Ok this turned out to be more awkward to narrow down than I expected and seems to require some rather odd specifics that maybe point to some other underlying issue?
Here is a reproducible example:
import weaviate
from weaviate.util import generate_uuid5
from weaviate.classes import config as wvc
client = weaviate.connect_to_local(
headers={"X-OpenAI-Api-Key": "<key>"}
)
# Create the collection and explicitly set a vectorizer
client.collections.delete("Test")
collection = client.collections.create(
"Test",
vectorizer_config=(
wvc.Configure.Vectorizer.text2vec_openai(
model="ada",
model_version="002",
)
),
properties=[
wvc.Property(name="non_vectorized", data_type=wvc.DataType.TEXT, skip_vectorization=True),
wvc.Property(name="vectorized_text", data_type=wvc.DataType.TEXT),
wvc.Property(name="vectorized_array", data_type=wvc.DataType.TEXT_ARRAY)
]
)
uuid = generate_uuid5("example1")
# Insert the new object
data = {"non_vectorized": "Original Text", "vectorized_text": "Original Text", "vectorized_array": []}
collection.data.insert(properties={**data}, uuid=uuid)

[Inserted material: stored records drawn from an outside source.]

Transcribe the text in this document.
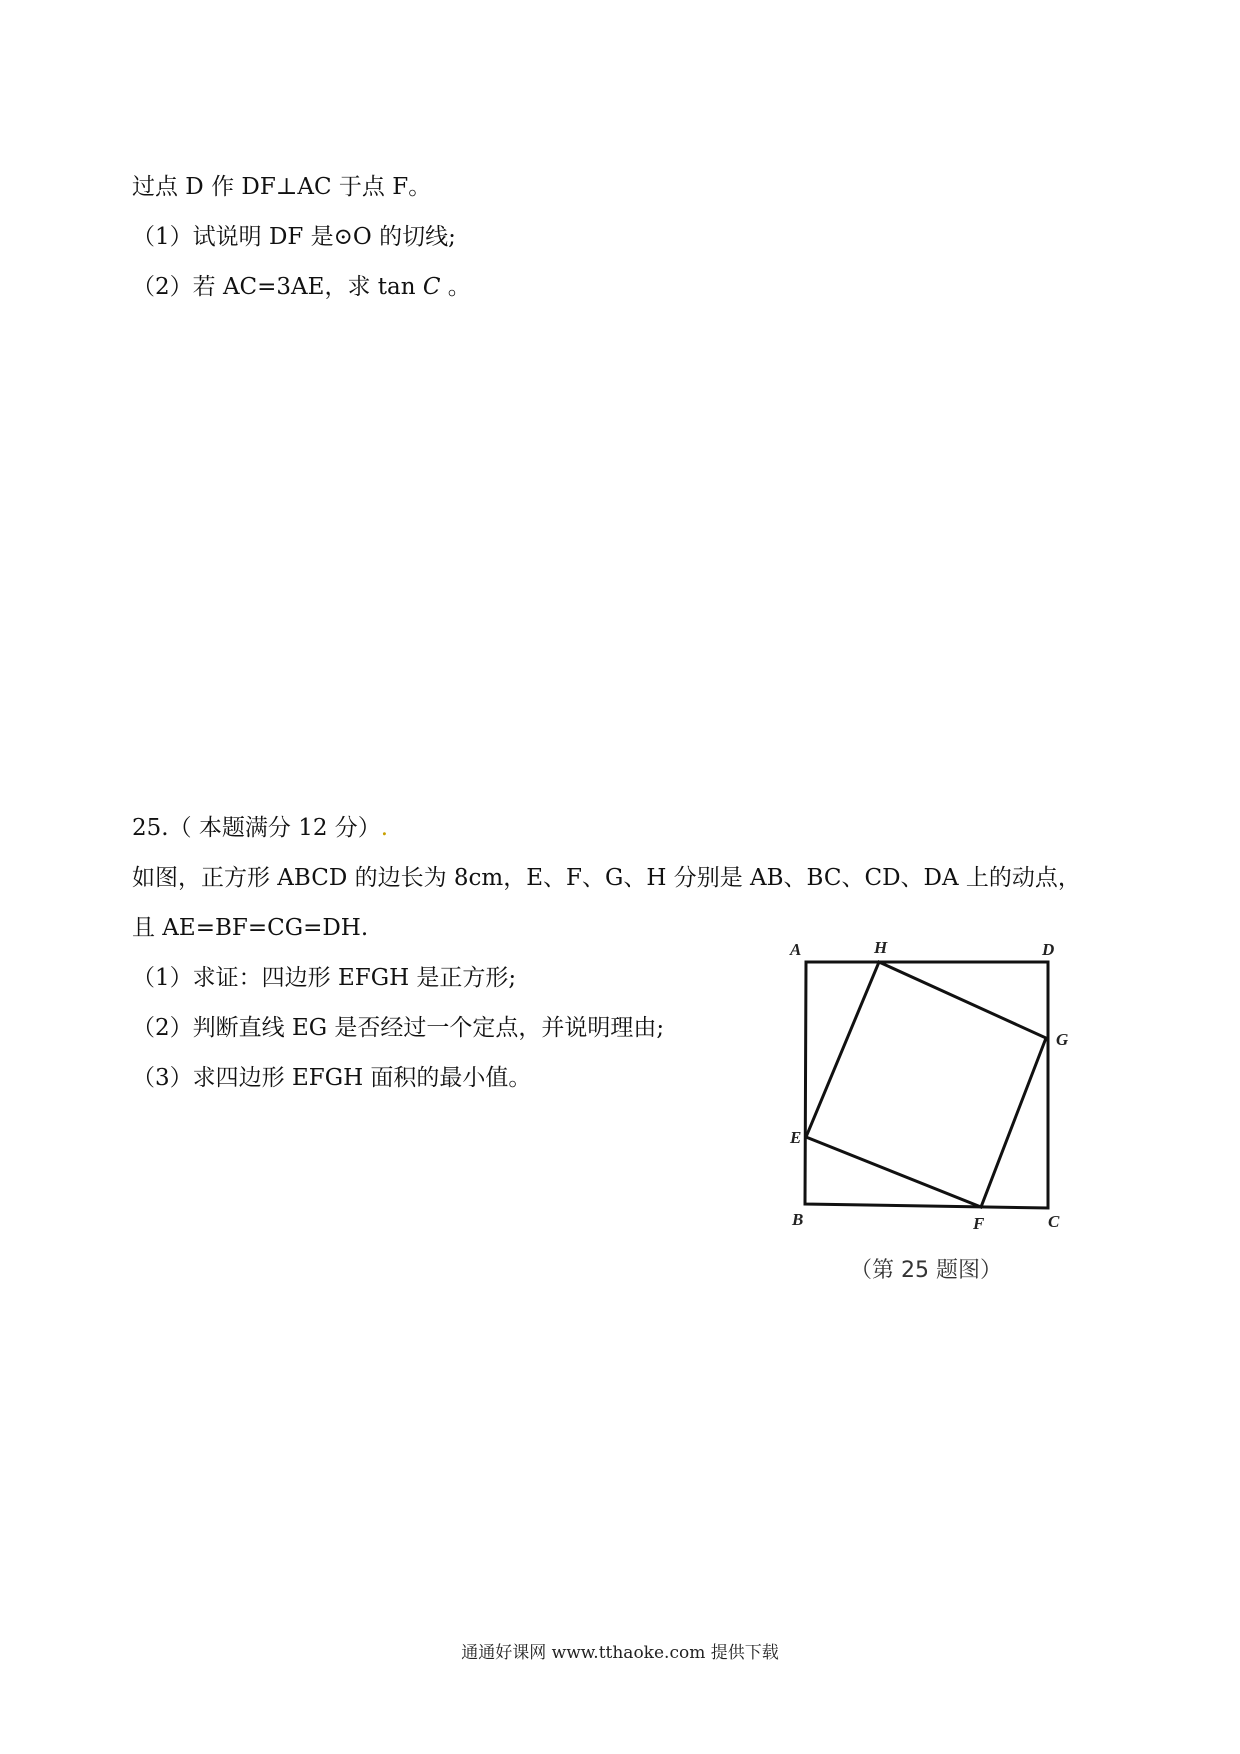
过点 D 作 DF⊥AC 于点 F。
（1）试说明 DF 是⊙O 的切线;
（2）若 AC=3AE，求 tan C 。
25.（ 本题满分 12 分）.
如图，正方形 ABCD 的边长为 8cm，E、F、G、H 分别是 AB、BC、CD、DA 上的动点，
且 AE=BF=CG=DH.
（1）求证：四边形 EFGH 是正方形;
（2）判断直线 EG 是否经过一个定点，并说明理由;
（3）求四边形 EFGH 面积的最小值。
A	H	D
G
E
B	F	C
（第 25 题图）
通通好课网 www.tthaoke.com 提供下载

# Replacing a non-vectorized property on its own does not work
replace_data = {**data, "non_vectorized": "I Changed"}
collection.data.replace(properties=replace_data, uuid=uuid)
print(collection.query.fetch_objects().objects[0].properties)
# Replacing either vectorized property at the same time works
replace_data = {**data, "vectorized_text": "I Changed", "non_vectorized": "I Changed"}
collection.data.replace(properties=replace_data, uuid=uuid)
print(collection.query.fetch_objects().objects[0].properties)
replace_data = {**data, "vectorized_array": ["I Changed"], "non_vectorized": "I Changed"}
collection.data.replace(properties=replace_data, uuid=uuid)
print(collection.query.fetch_objects().objects[0].properties)
Here is what makes this strange:
- If I don’t explicitly set a vectorizer_config, this issue does not occur.
- If I don’t have the text array in my schema, this issue does not occur.